The Mediator multiprotein complex ('Mediator') is an important transcriptional coregulator that is evolutionarily conserved throughout eukaryotes. Although some Mediator subunits are essential for the transcription of all protein-coding genes, others influence the expression of only subsets of genes and participate selectively in cellular signaling pathways. Here, we review the current knowledge of Mediator subunit function in the nematode Caenorhabditis elegans, a metazoan in which established and emerging genetic technologies facilitate the study of developmental and physiological regulation in vivo.
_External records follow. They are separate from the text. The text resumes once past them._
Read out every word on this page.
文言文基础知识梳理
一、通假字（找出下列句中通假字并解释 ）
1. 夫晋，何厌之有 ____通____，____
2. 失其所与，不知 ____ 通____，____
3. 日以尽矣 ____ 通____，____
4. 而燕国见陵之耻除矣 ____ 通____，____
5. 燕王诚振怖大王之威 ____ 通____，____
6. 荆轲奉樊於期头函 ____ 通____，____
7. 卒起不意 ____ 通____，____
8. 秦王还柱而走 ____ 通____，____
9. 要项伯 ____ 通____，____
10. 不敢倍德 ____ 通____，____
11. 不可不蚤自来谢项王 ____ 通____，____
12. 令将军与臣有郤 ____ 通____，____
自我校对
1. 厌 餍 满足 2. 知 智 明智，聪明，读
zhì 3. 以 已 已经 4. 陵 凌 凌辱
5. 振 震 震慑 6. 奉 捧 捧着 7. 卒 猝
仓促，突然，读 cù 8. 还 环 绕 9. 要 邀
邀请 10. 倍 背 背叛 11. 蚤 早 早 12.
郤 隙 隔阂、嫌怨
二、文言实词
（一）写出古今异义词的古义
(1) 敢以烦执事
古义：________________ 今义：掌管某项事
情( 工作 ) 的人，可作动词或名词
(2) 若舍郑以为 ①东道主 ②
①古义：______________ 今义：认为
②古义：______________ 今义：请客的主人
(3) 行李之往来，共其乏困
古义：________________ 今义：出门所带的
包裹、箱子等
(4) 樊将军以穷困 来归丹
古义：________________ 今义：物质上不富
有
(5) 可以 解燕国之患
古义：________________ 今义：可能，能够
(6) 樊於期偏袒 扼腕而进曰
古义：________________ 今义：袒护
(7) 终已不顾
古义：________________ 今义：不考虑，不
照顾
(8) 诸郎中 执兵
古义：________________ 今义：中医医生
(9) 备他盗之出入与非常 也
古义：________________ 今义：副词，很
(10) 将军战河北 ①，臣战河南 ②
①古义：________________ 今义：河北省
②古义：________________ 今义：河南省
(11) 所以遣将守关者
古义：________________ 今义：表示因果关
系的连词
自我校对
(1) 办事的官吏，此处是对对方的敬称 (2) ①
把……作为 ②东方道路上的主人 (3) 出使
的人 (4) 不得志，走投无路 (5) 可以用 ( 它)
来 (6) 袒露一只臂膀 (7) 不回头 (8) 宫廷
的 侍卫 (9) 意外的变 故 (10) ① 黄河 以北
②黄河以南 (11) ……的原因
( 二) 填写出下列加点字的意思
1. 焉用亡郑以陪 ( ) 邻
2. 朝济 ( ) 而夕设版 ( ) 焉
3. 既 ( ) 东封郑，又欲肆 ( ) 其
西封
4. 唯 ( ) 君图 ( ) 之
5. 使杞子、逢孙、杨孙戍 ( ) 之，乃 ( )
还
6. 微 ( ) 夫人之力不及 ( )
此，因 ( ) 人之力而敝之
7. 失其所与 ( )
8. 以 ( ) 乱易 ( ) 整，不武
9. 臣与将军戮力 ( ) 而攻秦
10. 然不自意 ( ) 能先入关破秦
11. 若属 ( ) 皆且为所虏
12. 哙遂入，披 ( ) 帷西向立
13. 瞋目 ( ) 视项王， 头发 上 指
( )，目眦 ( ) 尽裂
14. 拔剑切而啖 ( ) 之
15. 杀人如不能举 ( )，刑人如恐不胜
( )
In this nematode, unbiased genetic screens have revealed critical roles for Mediator components in core developmental pathways such as epidermal growth factor (EGF) and Wnt/ß-catenin signaling. More recently, important roles for C. elegans Mediator subunits have emerged in the regulation of lipid metabolism and of systemic stress responses, engaging conserved transcription factors such as nuclear hormone receptors (NHRs). We emphasize instances where similar functions for individual Mediator subunits exist in mammals, highlighting parallels between Mediator subunit action in nematode development and in human cancer biology. We also discuss a parallel between the association of the Mediator subunit MED12 with several human disorders and the role of its C. elegans ortholog mdt-12 as a regulatory hub that interacts with numerous signaling pathways.

The conserved Mediator subunit MDT-15 is required for oxidative stress responses in Caenorhabditis elegans.

Reactive oxygen species (ROS) play important signaling roles in metazoans, but also cause significant molecular damage. Animals tightly control ROS levels using sophisticated defense mechanisms, yet the transcriptional pathways that induce ROS defense remain incompletely understood. In the nematode Caenorhabditis elegans, the transcription factor SKN-1 is considered a master regulator for detoxification and oxidative stress responses. Here, we show that MDT-15, a subunit of the conserved Mediator complex, is also required for oxidative stress responses in nematodes. Specifically, mdt-15 is required to express SKN-1 targets upon chemical and genetic increase in SKN-1 activity. mdt-15 is also required to express genes in SKN-1-dependent and SKN-1-independent fashions downstream of insulin/IGF-1 signaling and for the longevity of daf-2/insulin receptor mutants. At the molecular level, MDT-15 binds SKN-1 through a region distinct from the classical transcription-factor-binding KIX-domain. Moreover, mdt-15 is essential for the transcriptional response to and survival on the organic peroxide tert-butyl-hydroperoxide (tBOOH), a largely SKN-1-independent response. The MDT-15 interacting nuclear hormone receptor, NHR-64, is specifically required for tBOOH but not arsenite resistance, but NHR-64 is dispensable for the transcriptional response to tBOOH. Hence, NHR-64 and MDT-15's mode of action remain elusive. Lastly, the role of MDT-15 in oxidative stress defense is functionally separable from its function in fatty acid metabolism, as exogenous polyunsaturated fatty acid complementation rescues developmental, but not stress sensitivity phenotypes of mdt-15 worms. Our findings reveal novel conserved players in the oxidative stress response and suggest a broad cytoprotective role for MDT-15.